Title: Distributionally Robust Optimization and Its Applications in Communications and Networking

Time and Date: January 13, 2022, at 9:00 am ET

Presenter:  Professor  Zhu Han, University of Houston, USA

Venue: https://auburn.zoom.us/j/9172542706?pwd=YVBYekVtR3lpTGRaclpvZm11ZDV3Zz09 (Password: 4Zn7xZ)

Abstract: Recently, distributionally robust optimization theory is introduced to overcome the shortcomings of these two approaches, which assumes that the distribution of the random variable is within an ambiguity set. This talk will give a detailed introduction to distributionally robust optimization techniques including the mathematic foundations and their applications in the wireless communication area. First, this talk will briefly explain the decision under uncertainty and the background of the distributionally robust optimization. Second, this talk will explain the concept of uncertainty set and how to choose and build up an uncertainty set based on the statistic learning techniques and historical data samples. Third, this talk will discuss the discrepancy-based distributionally robust optimization approach with Wasserstein distance. Fourth, this talk will discuss the distributionally robust reinforcement learning method which can make the agent more robust when it makes the decision in a high noise environment. In addition, this talk will introduce various communication applications by distributionally robust optimization and distributionally robust machine learning techniques including ultra-reliable communication, age of information minimization in healthcare IoT, computation offloading in space-air-ground integrated networks, etc. Finally, this talk will discuss the conclusions and future work.

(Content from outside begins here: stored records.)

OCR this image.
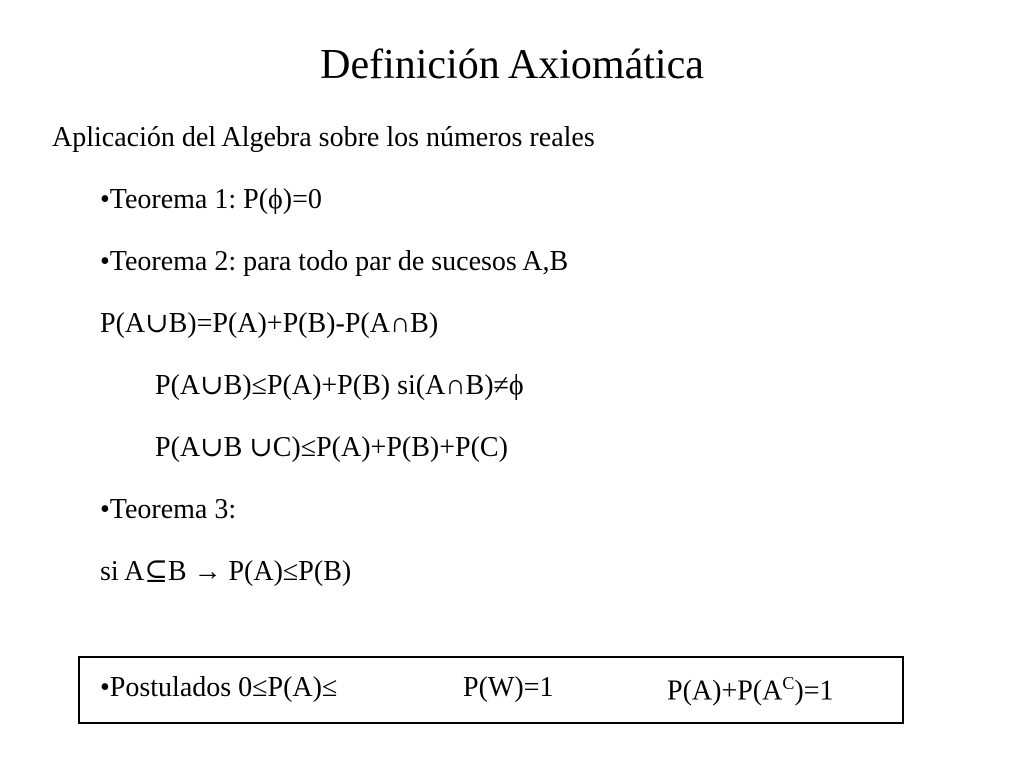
Definición Axiomática
Aplicación del Algebra sobre los números reales
•Teorema 1: P(ϕ)=0
•Teorema 2: para todo par de sucesos A,B
P(A∪B)=P(A)+P(B)-P(A∩B)
P(A∪B)≤P(A)+P(B) si(A∩B)≠ϕ
P(A∪B ∪C)≤P(A)+P(B)+P(C)
•Teorema 3:
si A⊆B → P(A)≤P(B)
•Postulados 0≤P(A)≤	P(W)=1	$P(A)+P(A^C)=1$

Bio: Zhu Han received the B.S. degree in electronic engineering from Tsinghua University, in 1997, and the M.S. and Ph.D. degrees in electrical engineering from the University of Maryland, College Park, in 1999 and 2003, respectively. From 2000 to 2002, he was an R&D Engineer of JDSU, Germantown, Maryland. From 2003 to 2006, he was a Research Associate at the University of Maryland. From 2006 to 2008, he was an assistant professor in Boise State University, Idaho. Currently, he is a John and Rebecca Moores Professor in Electrical and Computer Engineering Department as well as Computer Science Department at University of Houston, Texas. His research interests include security, wireless resource allocation and management, wireless communication and networking, game theory, and wireless multimedia. Dr. Han is an NSF CAREER award recipient of 2010. Dr. Han has several IEEE conference best paper awards, and winner of 2011 IEEE Fred W. Ellersick Prize, 2015 EURASIP Best Paper Award for the Journal on Advances in Signal Processing and 2016 IEEE Leonard G. Abraham Prize in the field of Communication Systems (Best Paper Award for IEEE Journal on Selected Areas on Communications). Dr. Han is the winner 2021 IEEE Kiyo Tomiyasu Award. He has been an IEEE fellow since 2014, AAAS fellow since 2020 and IEEE Distinguished Lecturer from 2015 to 2018. Dr. Han is a 1% highly cited researcher according to Web of Science since 2017.